Cost function stuck at local minima

It is an important question, but the answer has lots of layers to it.

For the simple case of Logistic Regression, the cost function is actually convex, so it has a single global minimum and no local minima. Once we graduate to real Neural Networks, though, that is no longer true. The cost surfaces are not convex and there can be lots of local optima.

One high level point to make is that convergence (even to a local minimum) is never guaranteed: if you pick a learning rate that is too high, you can get oscillation or even divergence. But that assumes you are using a fixed learning rate algorithm like the one Prof Ng has shown us here. There are more sophisticated versions of Gradient Descent that use adaptive techniques to control the learning rate.

But assuming you get convergence, you are correct that you may be at a local minimum. There is actually no practical way to tell whether the local minimum you found is close to the global minimum or not. This is only the first course in this series, so there are too many things to cover and Prof Ng does not go into much detail here about these issues but he will say more later. Here he just mentions that the “local minimum” problem actually turns out not to be that big a problem in general. The mathematics here gets pretty deep and is beyond the scope of this course, but here is a paper from Yann LeCun’s group which explains some mathematics showing that sufficiently complex neural networks have reasonable solutions even though loss surfaces are extremely complicated and non-convex.

The point about it being difficult to tell whether a local minimum is the global minimum is that the number of solutions that yield local minima is extremely large. Here is a thread which discusses “weight space symmetry”, which is the way to see that the solution space is extremely large. But the bigger point here is that actually finding the global minimum is probably not what you want in any case, since it would probably represent extreme overfitting on the training set.
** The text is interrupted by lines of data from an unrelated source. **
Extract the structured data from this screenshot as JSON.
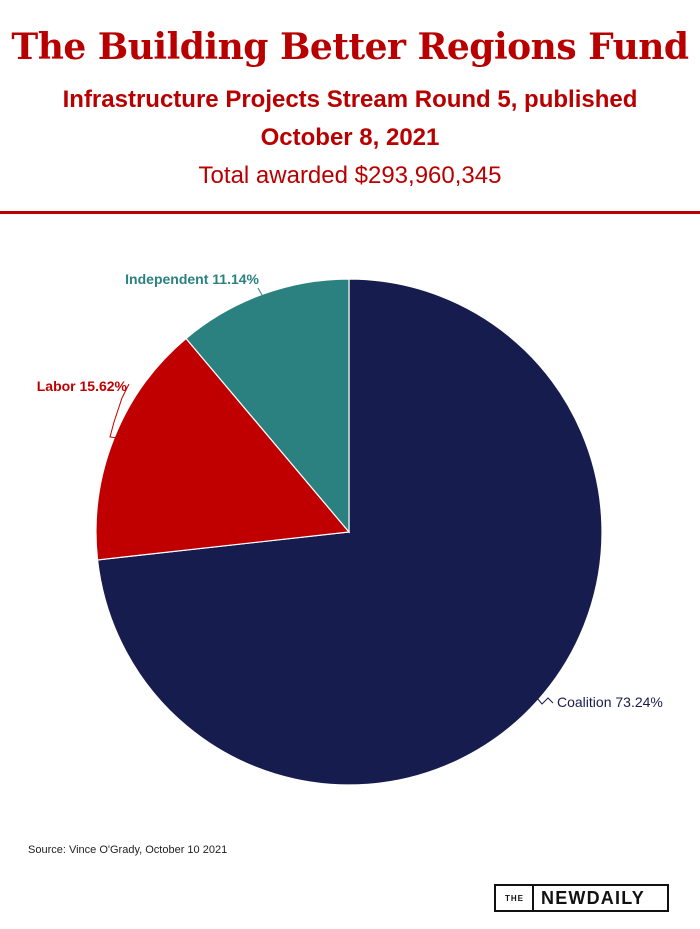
{
  "header": {
    "title": "The Building Better Regions Fund",
    "subtitle_line1": "Infrastructure Projects Stream Round 5, published",
    "subtitle_line2": "October 8, 2021",
    "subtitle_line3": "Total awarded $293,960,345"
  },
  "chart_data": {
    "type": "pie",
    "slices": [
      {
        "label": "Coalition 73.24%",
        "value": 73.24,
        "color": "#171c4e"
      },
      {
        "label": "Labor 15.62%",
        "value": 15.62,
        "color": "#c00000"
      },
      {
        "label": "Independent 11.14%",
        "value": 11.14,
        "color": "#2b8080"
      }
    ],
    "start": "12 o'clock",
    "direction": "clockwise"
  },
  "footer": {
    "source": "Source: Vince O'Grady, October 10 2021",
    "logo_small": "THE",
    "logo_big": "NEWDAILY"
  }
}
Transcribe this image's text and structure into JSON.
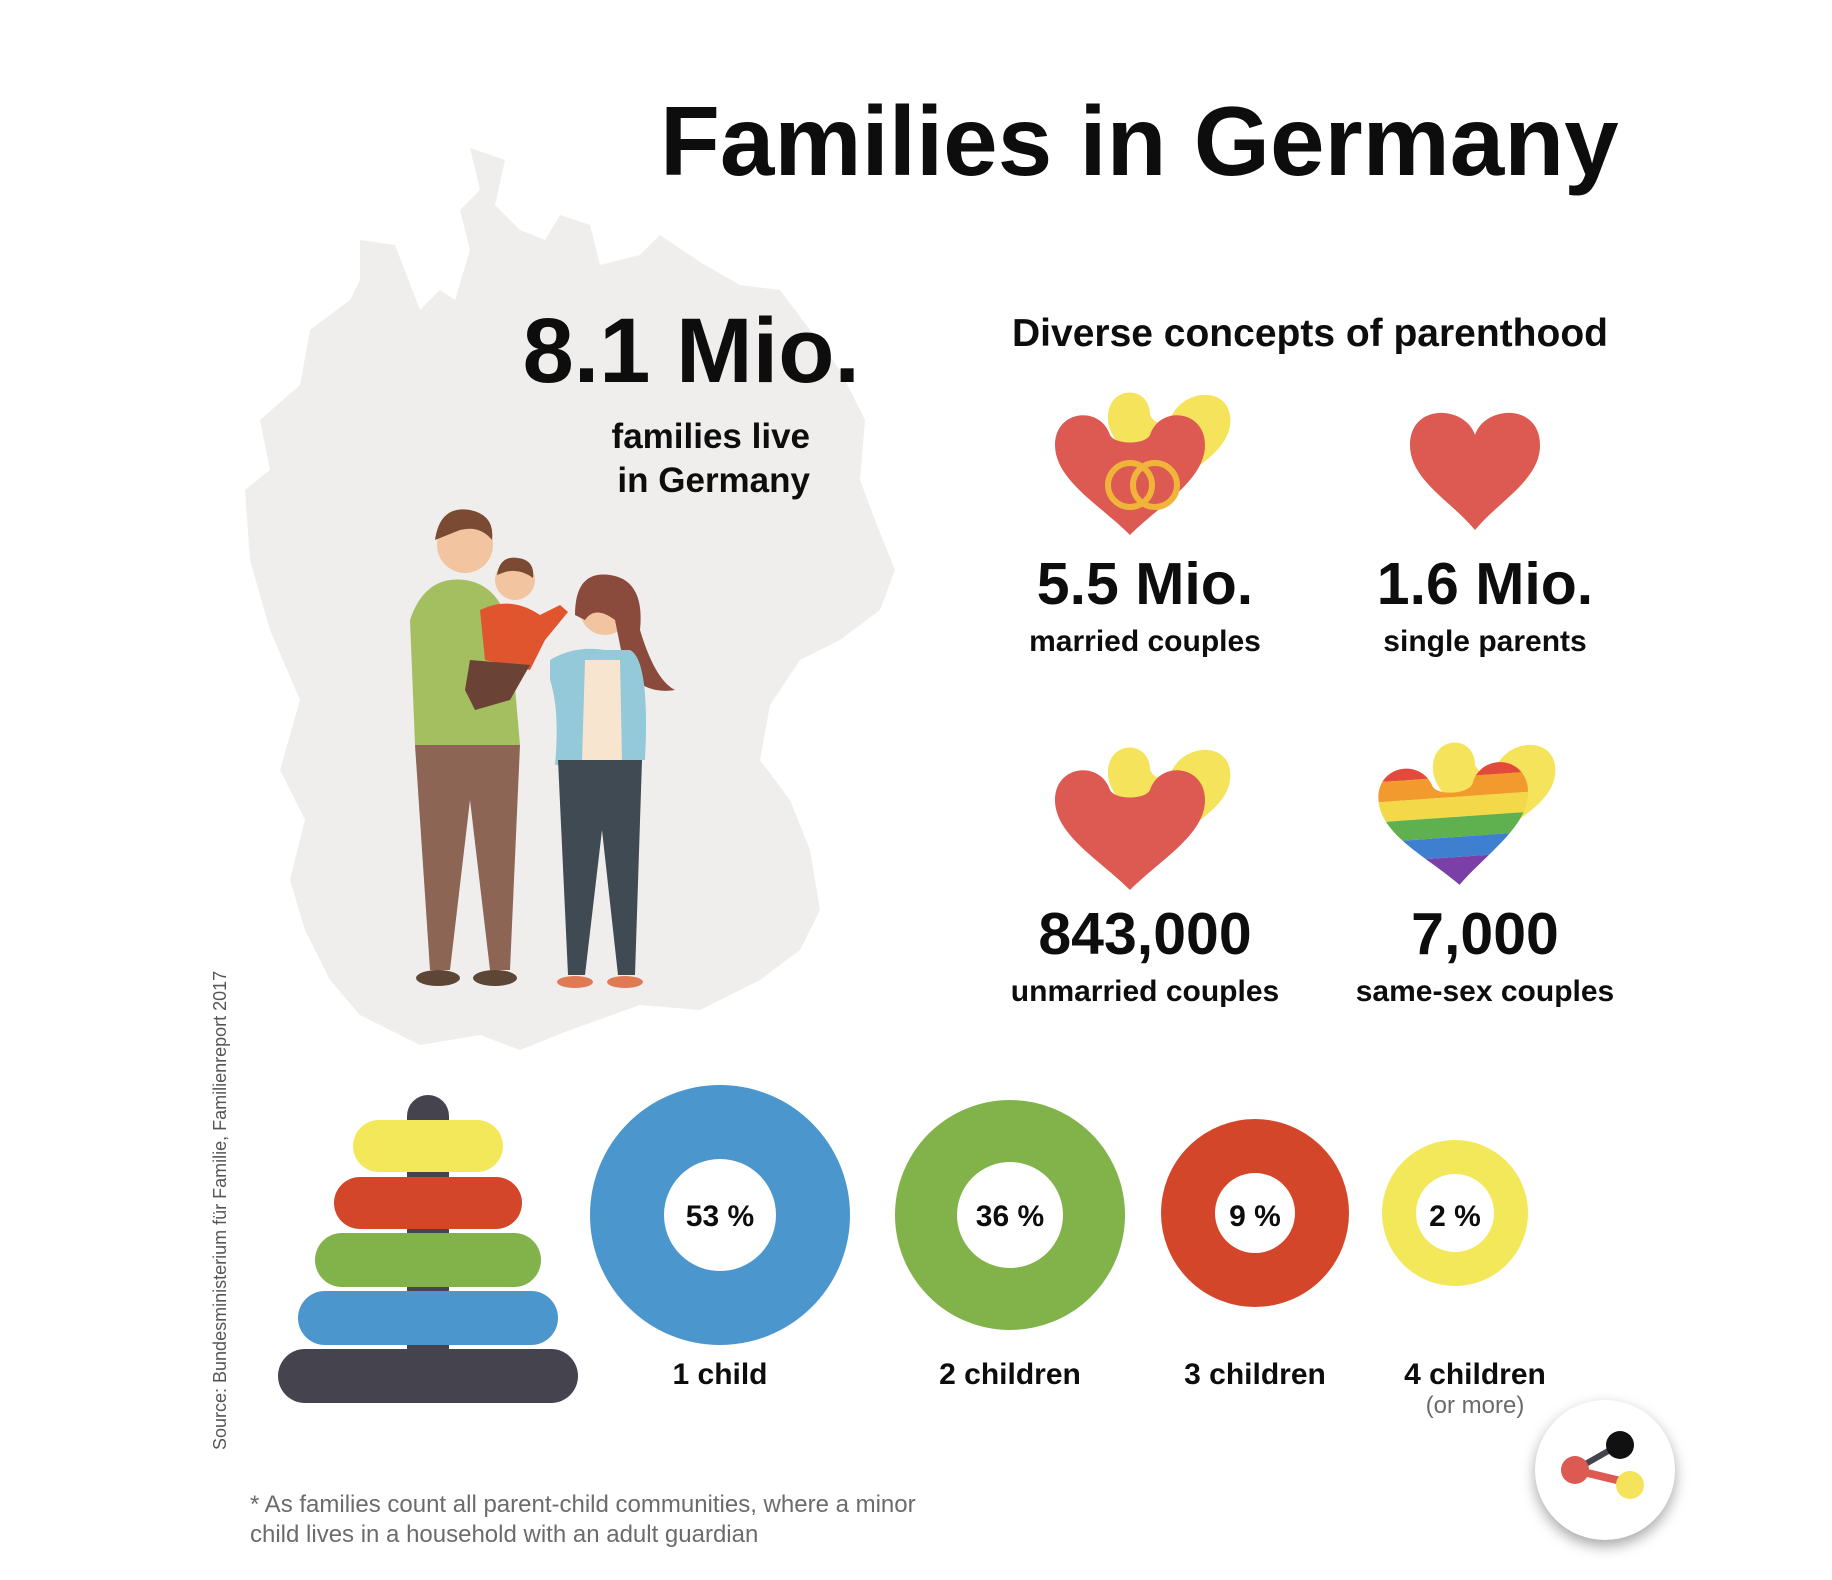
{
  "title": "Families in Germany",
  "headline": {
    "value": "8.1 Mio.",
    "label_line1": "families live",
    "label_line2": "in Germany"
  },
  "section_title": "Diverse concepts of parenthood",
  "stats": [
    {
      "value": "5.5 Mio.",
      "label": "married couples",
      "icon": "rings-hearts-icon"
    },
    {
      "value": "1.6 Mio.",
      "label": "single parents",
      "icon": "heart-icon"
    },
    {
      "value": "843,000",
      "label": "unmarried couples",
      "icon": "double-heart-icon"
    },
    {
      "value": "7,000",
      "label": "same-sex couples",
      "icon": "rainbow-heart-icon"
    }
  ],
  "children_shares": [
    {
      "percent_label": "53 %",
      "label": "1 child",
      "color": "#4b96cc"
    },
    {
      "percent_label": "36 %",
      "label": "2 children",
      "color": "#82b34a"
    },
    {
      "percent_label": "9 %",
      "label": "3 children",
      "color": "#d4462a"
    },
    {
      "percent_label": "2 %",
      "label": "4 children",
      "sublabel": "(or more)",
      "color": "#f3e75a"
    }
  ],
  "source": "Source: Bundesministerium für Familie, Familienreport 2017",
  "footnote_line1": "* As families count all parent-child communities, where a minor",
  "footnote_line2": "child lives in a household with an adult guardian",
  "colors": {
    "map": "#efeeed",
    "heart_red": "#dc5a52",
    "heart_yellow": "#f5e35b",
    "ring": "#f0b43a"
  }
}
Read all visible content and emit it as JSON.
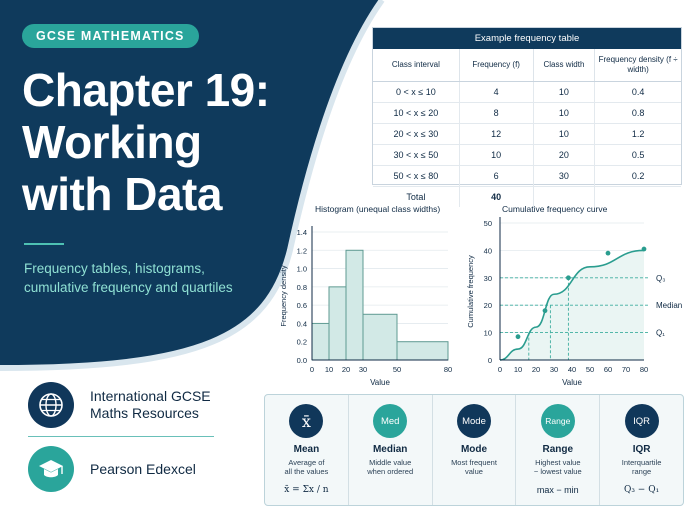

The other important point is that we don’t actually use the cost value J to assess the performance of a trained model: we use the actual prediction accuracy of the model on the training, cross validation and test datasets. Of course the cost function is critical in that the gradients of the cost function drive the back propagation process. So the function matters, but the actual J value is not really useful for anything other than as an easy proxy for whether your convergence is working or not. Another point is that the J values are not “portable” in the sense that just telling you what the J value is for one network does not make it comparable to another network and just knowing the J value doesn’t really tell you anything about the prediction accuracy by itself.

But the overall point is that the Yann LeCun paper shows that this is not really a problem for most of the deep networks we will use in practice.